Embedding agents

Embedding involves introducing tissues into a medium that is hard enough for sectioning. The agent used must also penetrate into the tissue to give it internal support during the sectioning process. No matter what embedding medium is utilized, the techniques are typically arduous and time-consuming. Some representative embedding agents are:

Gelatin, a protein that often takes up dyes itself, thus obscuring cell structure. It will not section very thin and supports bacterial growth. However, tissues may not need to be dehydrated to be embedded in gelatin since it is water-soluble.

Paraffin, a wax-like material can be used as an embedding material. In many laboratories its use has been replaced by resin embedment. However, specimens embedded in paraffin will last indefinitely, and can be cut as thin as 4-5 micrometers. The process can readily form ribbons of serial sections during microtomy. Paraffin is, unfortunately, a strong lipid solvent and therefore brings about considerable specimen shrinkage.

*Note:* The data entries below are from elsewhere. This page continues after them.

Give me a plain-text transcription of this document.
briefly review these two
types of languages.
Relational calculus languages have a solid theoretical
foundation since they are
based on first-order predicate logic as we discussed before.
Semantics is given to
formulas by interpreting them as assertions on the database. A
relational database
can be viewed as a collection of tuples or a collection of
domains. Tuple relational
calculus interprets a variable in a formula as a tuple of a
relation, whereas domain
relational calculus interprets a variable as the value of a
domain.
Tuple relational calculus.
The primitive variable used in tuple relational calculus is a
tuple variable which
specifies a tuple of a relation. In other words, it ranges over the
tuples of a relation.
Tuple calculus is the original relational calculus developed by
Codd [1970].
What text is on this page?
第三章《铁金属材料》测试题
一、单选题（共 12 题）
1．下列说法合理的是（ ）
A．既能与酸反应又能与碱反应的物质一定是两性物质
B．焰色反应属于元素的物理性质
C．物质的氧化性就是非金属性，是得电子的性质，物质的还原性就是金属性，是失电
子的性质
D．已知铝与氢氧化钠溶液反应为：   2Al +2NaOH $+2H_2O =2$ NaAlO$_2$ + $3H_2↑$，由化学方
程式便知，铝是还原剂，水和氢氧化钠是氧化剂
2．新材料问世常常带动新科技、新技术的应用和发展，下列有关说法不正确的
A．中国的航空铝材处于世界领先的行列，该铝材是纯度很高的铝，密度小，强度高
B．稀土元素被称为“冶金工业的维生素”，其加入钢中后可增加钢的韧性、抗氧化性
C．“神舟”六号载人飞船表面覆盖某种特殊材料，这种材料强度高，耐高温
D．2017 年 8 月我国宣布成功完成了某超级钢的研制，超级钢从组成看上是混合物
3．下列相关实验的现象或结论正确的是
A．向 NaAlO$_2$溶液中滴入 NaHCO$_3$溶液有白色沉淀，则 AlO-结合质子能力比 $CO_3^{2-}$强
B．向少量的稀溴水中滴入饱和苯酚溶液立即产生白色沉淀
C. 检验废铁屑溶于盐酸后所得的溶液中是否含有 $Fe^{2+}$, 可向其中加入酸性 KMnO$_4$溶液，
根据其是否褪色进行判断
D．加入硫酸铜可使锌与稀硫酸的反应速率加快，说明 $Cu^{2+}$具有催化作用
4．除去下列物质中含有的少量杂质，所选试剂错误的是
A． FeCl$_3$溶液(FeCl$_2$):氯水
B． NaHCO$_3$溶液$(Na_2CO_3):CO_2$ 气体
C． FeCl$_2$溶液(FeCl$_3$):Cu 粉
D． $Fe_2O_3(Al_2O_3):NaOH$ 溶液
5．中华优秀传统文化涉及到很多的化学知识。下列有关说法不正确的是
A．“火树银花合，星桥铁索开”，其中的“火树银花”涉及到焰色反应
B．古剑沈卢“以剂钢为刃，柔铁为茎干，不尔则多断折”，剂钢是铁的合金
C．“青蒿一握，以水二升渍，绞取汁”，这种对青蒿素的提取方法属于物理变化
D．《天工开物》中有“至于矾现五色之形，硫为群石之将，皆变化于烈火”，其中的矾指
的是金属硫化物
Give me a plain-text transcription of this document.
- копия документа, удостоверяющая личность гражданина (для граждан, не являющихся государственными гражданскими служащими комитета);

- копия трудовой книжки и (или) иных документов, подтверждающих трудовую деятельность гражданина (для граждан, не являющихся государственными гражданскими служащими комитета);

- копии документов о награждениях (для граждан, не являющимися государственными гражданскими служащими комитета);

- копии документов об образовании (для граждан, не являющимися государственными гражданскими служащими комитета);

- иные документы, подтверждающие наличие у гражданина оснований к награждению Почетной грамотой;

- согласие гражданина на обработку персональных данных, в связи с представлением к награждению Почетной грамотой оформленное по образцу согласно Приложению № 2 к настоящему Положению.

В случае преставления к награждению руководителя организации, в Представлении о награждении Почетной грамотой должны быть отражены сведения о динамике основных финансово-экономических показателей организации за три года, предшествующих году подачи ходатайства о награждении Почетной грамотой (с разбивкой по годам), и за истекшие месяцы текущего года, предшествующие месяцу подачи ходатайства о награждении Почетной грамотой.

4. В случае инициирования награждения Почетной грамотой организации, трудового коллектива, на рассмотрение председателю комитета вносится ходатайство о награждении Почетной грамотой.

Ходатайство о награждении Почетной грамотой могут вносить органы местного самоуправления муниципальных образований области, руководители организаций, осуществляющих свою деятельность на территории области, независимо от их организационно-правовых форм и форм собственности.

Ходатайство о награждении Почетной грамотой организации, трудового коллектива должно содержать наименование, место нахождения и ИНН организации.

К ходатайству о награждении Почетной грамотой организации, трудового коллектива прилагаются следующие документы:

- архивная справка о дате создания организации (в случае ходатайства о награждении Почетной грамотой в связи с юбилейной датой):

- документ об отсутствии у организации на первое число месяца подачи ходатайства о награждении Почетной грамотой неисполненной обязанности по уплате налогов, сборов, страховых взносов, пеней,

Resins (plastics) originally started as embedding agents for electron microscopy but, due to their ability to be cut very thin, they have received wide acceptance for light microscopy as well. The plastics need to be polymerized in order to become hardened. In the unpolymerized (liquid) state, many of the ingredients are irritants or even carcinogenic agents. Resin-embedded specimens can be cut as thin as 60 nm for transmission electron microscopy, or often in 1-3 micrometer thick sections for light microscopy.

In this illustration, a vial of chemically fixed specimens is shown on the left, a polyethylene mold for containing a specimen and liquid plastic is shown on the right, and a hardened (polymerized) plastic block containing a small specimen at the tip is shown in the center.